Guthrum looked at me as if puzzled.
“No jest, Thane,” he said; “why not go back?”
“To ruins—what good?” I answered.
“Now I think you mean that you will not take your land at my hands,” he said.
“That were to own you king.”
“Then, Wulfric, my friend, if I may call you so, that the lands of a friend are not mine to give and take I need not tell you. Nor do we harm the lands of a friend. There is one place in East Anglia that no Dane has harmed, or will harm—the place that sheltered Jarl Lodbrok. And there is one man whose folk, from himself to the least of all, are no foes of ours—and that is the Thane of Reedham. Ah! now I see that I have gladdened you, and I think that you will come.”
“This seems almost impossible,” I said, in my wonder and gladness.
“Nay, but word went round our host that it was to be so. There you might have bided all unknowing that war was near you. You do but go back of your own free will.”
Now I was fain to say that I would at once go back to my place, but there was one thing yet that I would say to Guthrum.
“Will you let the Christian folk be unharmed?”
“Little will our people care,” he said, “when once they have settled down, what gods a man worships. Nor would I have any meddled with because of their faith.”
“Now am I most willing to help you,” I said; “and I will say this—so are you likely in the end to be hailed king indeed.”
“That is well,” he answered, flushing a little. “But there is one man whom I will never ask to own me as king, and that is yourself. But if you do so of your own will, it will be better yet.”
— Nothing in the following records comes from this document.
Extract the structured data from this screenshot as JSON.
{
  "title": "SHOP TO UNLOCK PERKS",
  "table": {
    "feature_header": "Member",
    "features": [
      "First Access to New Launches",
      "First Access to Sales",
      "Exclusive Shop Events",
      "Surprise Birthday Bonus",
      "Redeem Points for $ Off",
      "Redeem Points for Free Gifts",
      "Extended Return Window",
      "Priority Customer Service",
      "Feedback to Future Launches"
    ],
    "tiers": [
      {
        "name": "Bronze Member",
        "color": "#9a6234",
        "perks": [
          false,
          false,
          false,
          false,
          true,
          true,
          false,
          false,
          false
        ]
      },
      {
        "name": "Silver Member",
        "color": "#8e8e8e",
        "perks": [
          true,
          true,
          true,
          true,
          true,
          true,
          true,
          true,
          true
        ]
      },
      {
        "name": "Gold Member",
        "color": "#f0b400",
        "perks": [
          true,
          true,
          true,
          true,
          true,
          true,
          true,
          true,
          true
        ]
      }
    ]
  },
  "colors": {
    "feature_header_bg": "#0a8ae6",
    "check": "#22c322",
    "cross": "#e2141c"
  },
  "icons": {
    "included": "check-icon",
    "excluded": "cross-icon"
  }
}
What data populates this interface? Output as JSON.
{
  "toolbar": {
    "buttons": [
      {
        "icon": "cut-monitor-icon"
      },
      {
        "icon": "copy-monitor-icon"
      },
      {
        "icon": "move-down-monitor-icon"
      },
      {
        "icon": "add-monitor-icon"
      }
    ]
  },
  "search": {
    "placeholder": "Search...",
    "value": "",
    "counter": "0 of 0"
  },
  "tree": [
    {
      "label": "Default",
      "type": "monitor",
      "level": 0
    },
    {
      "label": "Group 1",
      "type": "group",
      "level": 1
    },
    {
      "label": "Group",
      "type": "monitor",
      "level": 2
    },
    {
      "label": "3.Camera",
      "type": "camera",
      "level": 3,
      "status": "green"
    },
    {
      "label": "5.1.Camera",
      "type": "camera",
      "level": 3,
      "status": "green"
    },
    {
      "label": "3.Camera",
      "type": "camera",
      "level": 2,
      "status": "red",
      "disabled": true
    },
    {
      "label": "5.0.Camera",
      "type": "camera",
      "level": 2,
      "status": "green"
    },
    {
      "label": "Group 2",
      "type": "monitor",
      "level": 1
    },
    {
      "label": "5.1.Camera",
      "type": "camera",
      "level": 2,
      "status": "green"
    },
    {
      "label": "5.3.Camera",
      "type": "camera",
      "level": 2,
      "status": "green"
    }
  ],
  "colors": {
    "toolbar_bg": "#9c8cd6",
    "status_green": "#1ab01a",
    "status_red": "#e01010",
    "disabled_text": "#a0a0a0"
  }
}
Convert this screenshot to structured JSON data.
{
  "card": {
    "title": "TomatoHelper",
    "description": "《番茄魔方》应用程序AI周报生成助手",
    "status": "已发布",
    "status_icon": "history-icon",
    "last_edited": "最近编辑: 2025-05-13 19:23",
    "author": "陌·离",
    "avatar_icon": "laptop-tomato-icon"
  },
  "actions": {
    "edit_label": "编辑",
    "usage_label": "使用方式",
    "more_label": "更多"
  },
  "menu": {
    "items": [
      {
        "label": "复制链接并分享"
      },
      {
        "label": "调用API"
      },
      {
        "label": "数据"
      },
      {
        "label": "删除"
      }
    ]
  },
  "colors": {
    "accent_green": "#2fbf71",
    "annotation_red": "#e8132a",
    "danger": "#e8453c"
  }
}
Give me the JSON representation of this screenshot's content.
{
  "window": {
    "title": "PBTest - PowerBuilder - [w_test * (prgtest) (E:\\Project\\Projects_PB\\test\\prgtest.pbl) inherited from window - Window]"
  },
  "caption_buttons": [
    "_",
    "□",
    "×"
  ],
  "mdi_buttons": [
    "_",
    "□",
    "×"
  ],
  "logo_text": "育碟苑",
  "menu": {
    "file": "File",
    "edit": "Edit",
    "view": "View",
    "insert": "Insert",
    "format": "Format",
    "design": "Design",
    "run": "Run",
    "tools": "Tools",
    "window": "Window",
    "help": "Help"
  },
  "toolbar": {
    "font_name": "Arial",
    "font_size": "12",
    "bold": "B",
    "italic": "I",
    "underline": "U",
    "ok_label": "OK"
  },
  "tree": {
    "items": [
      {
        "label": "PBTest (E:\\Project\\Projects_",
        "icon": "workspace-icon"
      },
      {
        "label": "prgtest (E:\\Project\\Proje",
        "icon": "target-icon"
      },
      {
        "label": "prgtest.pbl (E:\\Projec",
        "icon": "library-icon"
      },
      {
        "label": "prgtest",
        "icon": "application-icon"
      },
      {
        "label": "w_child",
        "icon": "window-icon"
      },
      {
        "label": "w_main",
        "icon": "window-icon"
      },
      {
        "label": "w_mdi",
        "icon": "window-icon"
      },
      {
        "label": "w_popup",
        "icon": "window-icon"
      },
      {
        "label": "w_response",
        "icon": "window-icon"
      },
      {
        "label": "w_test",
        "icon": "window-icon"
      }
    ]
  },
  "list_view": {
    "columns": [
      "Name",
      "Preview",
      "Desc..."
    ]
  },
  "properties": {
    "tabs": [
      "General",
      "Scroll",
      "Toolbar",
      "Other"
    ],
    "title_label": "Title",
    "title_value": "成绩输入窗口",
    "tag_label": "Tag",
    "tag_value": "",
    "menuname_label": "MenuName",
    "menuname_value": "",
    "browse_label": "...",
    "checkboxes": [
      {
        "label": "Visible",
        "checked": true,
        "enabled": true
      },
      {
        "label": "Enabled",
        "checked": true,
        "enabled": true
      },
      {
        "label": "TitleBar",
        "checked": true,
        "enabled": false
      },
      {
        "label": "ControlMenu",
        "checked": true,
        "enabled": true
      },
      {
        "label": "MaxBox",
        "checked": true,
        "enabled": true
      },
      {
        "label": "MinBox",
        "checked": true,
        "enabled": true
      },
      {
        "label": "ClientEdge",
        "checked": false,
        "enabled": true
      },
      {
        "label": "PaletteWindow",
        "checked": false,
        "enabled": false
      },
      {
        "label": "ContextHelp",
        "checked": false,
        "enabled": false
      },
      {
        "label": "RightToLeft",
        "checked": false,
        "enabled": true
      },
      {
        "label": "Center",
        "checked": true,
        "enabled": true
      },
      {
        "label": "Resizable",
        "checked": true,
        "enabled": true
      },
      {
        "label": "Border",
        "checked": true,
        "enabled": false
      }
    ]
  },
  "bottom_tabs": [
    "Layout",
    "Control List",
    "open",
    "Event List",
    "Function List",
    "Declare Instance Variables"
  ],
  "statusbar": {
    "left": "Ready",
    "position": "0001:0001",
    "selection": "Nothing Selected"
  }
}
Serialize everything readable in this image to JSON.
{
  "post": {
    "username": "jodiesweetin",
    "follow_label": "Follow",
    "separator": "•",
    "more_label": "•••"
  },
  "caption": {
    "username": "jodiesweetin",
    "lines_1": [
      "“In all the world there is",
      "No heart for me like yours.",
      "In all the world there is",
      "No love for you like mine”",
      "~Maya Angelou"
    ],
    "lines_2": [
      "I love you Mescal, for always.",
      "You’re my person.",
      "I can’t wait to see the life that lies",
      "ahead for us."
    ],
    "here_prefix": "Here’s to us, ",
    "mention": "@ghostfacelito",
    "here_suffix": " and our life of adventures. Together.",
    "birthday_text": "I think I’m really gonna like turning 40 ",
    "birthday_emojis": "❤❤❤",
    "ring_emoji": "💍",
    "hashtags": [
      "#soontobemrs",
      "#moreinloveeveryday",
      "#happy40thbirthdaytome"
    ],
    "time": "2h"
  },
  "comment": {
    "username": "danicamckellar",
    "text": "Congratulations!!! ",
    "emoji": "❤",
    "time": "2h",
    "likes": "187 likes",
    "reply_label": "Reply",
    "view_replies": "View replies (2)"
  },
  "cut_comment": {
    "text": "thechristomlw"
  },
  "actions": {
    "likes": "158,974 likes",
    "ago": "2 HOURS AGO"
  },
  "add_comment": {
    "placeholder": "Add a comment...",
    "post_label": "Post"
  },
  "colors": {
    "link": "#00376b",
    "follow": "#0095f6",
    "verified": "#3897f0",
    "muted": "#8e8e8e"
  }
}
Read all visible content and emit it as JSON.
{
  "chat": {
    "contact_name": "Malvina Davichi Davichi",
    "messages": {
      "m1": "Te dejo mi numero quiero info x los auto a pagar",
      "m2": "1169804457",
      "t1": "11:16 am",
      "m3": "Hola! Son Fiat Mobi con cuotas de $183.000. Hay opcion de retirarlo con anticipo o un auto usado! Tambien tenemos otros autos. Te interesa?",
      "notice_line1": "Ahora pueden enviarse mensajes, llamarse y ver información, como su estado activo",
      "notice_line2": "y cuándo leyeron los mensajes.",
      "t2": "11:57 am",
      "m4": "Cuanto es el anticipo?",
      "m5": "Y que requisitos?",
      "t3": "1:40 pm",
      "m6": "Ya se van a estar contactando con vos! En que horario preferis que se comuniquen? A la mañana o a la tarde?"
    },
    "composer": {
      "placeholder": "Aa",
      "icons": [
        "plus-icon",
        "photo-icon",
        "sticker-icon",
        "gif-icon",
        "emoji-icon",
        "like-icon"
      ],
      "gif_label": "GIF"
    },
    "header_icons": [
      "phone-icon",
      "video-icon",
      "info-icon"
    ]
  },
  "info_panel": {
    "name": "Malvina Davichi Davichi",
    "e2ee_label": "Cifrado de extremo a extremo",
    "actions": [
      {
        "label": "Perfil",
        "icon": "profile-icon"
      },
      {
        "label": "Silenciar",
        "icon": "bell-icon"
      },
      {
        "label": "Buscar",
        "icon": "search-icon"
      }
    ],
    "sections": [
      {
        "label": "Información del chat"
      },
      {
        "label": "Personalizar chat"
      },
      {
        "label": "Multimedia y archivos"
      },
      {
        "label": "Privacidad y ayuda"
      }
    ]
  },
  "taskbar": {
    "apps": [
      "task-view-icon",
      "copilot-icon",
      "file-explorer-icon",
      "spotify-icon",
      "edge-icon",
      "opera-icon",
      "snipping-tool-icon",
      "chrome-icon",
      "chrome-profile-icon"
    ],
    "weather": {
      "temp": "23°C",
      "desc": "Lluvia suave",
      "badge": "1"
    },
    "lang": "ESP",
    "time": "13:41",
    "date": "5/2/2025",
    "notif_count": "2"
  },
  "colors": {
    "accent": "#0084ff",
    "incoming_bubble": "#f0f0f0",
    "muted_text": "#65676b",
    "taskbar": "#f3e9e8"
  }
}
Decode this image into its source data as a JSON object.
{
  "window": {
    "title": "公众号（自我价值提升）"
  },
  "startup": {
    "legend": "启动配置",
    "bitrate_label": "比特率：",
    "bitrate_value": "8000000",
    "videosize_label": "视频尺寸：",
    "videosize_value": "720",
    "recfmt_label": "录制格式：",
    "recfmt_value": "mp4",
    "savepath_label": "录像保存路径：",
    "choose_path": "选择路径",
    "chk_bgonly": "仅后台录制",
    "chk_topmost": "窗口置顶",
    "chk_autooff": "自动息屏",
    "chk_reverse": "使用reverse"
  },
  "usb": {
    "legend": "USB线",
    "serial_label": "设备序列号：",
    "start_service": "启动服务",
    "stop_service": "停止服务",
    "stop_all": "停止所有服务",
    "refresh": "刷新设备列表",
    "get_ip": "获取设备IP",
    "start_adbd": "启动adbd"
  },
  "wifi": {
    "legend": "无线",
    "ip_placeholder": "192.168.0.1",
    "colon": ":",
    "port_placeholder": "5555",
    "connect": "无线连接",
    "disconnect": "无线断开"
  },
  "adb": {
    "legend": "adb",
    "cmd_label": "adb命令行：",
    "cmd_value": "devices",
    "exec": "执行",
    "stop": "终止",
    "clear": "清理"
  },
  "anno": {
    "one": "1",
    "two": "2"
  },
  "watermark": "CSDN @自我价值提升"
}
So we parted, each as I think pleased with the other, and I knew that East Anglia had found a wise ruler in Guthrum the Dane.
Straightway now I told my people the good news that Reedham was safe. The longships came up to Norwich time after time now; and there had been but one thought among us, and that was that our place could not have escaped the destruction that had fallen on all the shore and riverside villages.
Then Ingild said:
“These Danes have come as our forefathers came here, to take a new and better country for themselves, but the strife between them and us is not as the strife between alien peoples. They are our kin, but between us and the Welsh was hatred of race. They will settle down, and never will East Anglia pass from Danish hands, even if Ethelred of Wessex makes headway enough to be owned as overlord of England by them. Now therefore is there one place in all England where peace has come, and to that place I would go to end my days. Here in London the tide of war will ebb and flow ever. Let me go down with you to Reedham, my son, that I may die in peace.”
So we did but wait until he had set all his affairs in order, selling his house and merchandise and the like. Then we hired a ship that came from the Frankish coast and waited for cargo in the Thames, and sailed at the end of July to Reedham. With us were Egfrid and Eadgyth and my mother and Cyneward, who would by no means leave me, and to whom Guthrum willingly gave leave to go with us.